The two definitions are
- $V \oplus W = V+W$ for $V \cap W = \{0\}$
- $\bigoplus_{i\in I} A_i = \{ (a_1, \ldots, a_i, \ldots) \mid a_i \in A_i \}$ for which finitely many $a_i$ are non-zero
Both definitions look similar for finite set $I$. But if the first one is extended by induction, then the two definitions do not seem to agree for countably infinite family $I$.
I notice that an Ideal is an Abelian group (along with multiplicative absorbtion). Therefore, I think that there should be a connection between the two direct sum definitions, although I cannot find any explicit reason.
I have been reading a little bit into category, that the direct sum of both cases have certain common universal properties.
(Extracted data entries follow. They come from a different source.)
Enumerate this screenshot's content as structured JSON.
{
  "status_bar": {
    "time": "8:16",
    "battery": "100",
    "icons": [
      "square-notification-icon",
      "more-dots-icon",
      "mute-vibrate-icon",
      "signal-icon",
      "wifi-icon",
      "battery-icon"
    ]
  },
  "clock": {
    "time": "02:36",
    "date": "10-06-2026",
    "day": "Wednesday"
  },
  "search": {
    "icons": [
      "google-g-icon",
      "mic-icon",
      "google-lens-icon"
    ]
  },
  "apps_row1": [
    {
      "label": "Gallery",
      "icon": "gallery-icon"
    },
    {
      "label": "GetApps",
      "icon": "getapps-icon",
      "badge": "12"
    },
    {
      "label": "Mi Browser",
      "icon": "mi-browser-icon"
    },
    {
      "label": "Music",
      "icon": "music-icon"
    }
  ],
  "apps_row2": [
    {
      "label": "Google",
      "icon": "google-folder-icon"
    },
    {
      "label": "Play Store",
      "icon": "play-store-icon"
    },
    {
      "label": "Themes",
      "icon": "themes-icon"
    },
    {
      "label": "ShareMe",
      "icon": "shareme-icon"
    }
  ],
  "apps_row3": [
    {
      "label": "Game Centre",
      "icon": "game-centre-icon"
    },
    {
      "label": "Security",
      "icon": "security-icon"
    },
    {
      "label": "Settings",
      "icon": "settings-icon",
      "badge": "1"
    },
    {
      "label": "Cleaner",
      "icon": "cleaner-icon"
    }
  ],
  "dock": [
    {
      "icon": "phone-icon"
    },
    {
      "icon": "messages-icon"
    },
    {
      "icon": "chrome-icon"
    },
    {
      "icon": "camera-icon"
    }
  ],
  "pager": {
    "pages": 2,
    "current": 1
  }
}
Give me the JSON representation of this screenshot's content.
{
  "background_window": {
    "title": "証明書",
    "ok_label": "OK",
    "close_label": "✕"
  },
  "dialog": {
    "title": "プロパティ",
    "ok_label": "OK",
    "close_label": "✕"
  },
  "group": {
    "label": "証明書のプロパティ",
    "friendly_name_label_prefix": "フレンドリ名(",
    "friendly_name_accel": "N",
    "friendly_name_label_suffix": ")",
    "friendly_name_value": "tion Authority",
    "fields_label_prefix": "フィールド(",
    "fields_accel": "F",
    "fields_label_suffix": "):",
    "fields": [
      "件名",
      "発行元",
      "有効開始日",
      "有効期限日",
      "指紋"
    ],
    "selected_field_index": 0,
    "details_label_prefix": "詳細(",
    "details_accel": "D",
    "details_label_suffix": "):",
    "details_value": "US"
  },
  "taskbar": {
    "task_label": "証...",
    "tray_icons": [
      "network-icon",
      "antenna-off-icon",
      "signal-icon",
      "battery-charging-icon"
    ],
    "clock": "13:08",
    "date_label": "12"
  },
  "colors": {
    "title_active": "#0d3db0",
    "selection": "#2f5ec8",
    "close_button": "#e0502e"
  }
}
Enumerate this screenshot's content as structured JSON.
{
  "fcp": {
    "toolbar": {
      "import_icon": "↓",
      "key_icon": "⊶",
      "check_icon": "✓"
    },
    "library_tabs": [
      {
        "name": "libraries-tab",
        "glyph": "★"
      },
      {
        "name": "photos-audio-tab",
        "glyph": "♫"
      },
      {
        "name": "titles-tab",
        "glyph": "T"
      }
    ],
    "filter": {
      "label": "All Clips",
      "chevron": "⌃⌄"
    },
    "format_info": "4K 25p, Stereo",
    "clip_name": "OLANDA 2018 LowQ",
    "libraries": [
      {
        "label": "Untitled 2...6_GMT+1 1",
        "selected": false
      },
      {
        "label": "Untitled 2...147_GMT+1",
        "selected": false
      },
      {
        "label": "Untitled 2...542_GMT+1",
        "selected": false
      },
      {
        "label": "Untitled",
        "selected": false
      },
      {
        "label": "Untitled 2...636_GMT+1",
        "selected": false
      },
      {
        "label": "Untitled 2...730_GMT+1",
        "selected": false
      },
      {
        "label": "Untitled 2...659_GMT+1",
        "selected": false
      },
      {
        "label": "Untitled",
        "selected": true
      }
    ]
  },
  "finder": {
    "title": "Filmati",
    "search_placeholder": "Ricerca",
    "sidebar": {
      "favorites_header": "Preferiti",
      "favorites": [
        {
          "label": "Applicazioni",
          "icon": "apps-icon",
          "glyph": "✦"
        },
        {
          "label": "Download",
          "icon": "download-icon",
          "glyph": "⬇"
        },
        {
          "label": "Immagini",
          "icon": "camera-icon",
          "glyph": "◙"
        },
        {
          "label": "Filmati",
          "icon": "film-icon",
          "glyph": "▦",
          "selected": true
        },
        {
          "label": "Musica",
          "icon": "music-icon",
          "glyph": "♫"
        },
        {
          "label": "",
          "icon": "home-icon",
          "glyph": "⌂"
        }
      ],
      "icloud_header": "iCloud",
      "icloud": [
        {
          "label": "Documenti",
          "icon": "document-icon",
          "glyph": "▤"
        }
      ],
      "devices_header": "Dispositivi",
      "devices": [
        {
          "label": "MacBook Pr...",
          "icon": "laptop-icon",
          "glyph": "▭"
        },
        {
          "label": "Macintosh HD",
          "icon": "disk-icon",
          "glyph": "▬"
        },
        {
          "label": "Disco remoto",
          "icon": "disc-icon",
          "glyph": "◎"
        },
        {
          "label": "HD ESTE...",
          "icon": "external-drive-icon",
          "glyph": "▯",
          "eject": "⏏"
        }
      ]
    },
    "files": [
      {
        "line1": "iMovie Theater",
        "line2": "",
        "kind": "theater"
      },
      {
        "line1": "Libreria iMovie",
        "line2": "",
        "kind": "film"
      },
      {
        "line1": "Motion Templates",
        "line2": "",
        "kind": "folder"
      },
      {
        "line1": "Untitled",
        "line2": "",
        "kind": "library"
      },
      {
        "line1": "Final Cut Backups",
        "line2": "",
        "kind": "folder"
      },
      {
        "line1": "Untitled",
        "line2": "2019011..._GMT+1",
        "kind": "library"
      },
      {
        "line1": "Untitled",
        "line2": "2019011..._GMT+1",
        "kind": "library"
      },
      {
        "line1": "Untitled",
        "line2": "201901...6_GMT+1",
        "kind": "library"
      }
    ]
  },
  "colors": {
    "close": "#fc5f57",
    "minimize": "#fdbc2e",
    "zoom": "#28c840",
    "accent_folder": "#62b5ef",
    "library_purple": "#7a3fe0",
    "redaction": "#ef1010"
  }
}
However, I am seeking for a more specific insight regarding this example, not any two categories.
So, here is my question:
Are both definitions the same? or at least to what extent that they are the same?
If we have a family $A_i, i \in I$ of sets with some binary operation $\circ_i$ and with some dedicated neutral element $0_i$ each, both direct sum $\bigoplus_{i\in I} A_i$ and direct product $\prod_{i \in I} A_i$ are defined set of functions $f: I \to \cup_i A_i$ s.t. $\forall i: f(i) \in A_i$ with operation $(f \circ g)(i) = (f(i))\circ_i (g(i))$.
Difference is that in definition of direct sum there is an additional requirement: that for all but finitely many $i$, we have $f(i) = 0_i$ - ie only finitely many non-zero coefficients.
It's easy to see that if $I$ is finite then both definitions agree, while if $I$ is infinite, direct sum is just subset of direct product.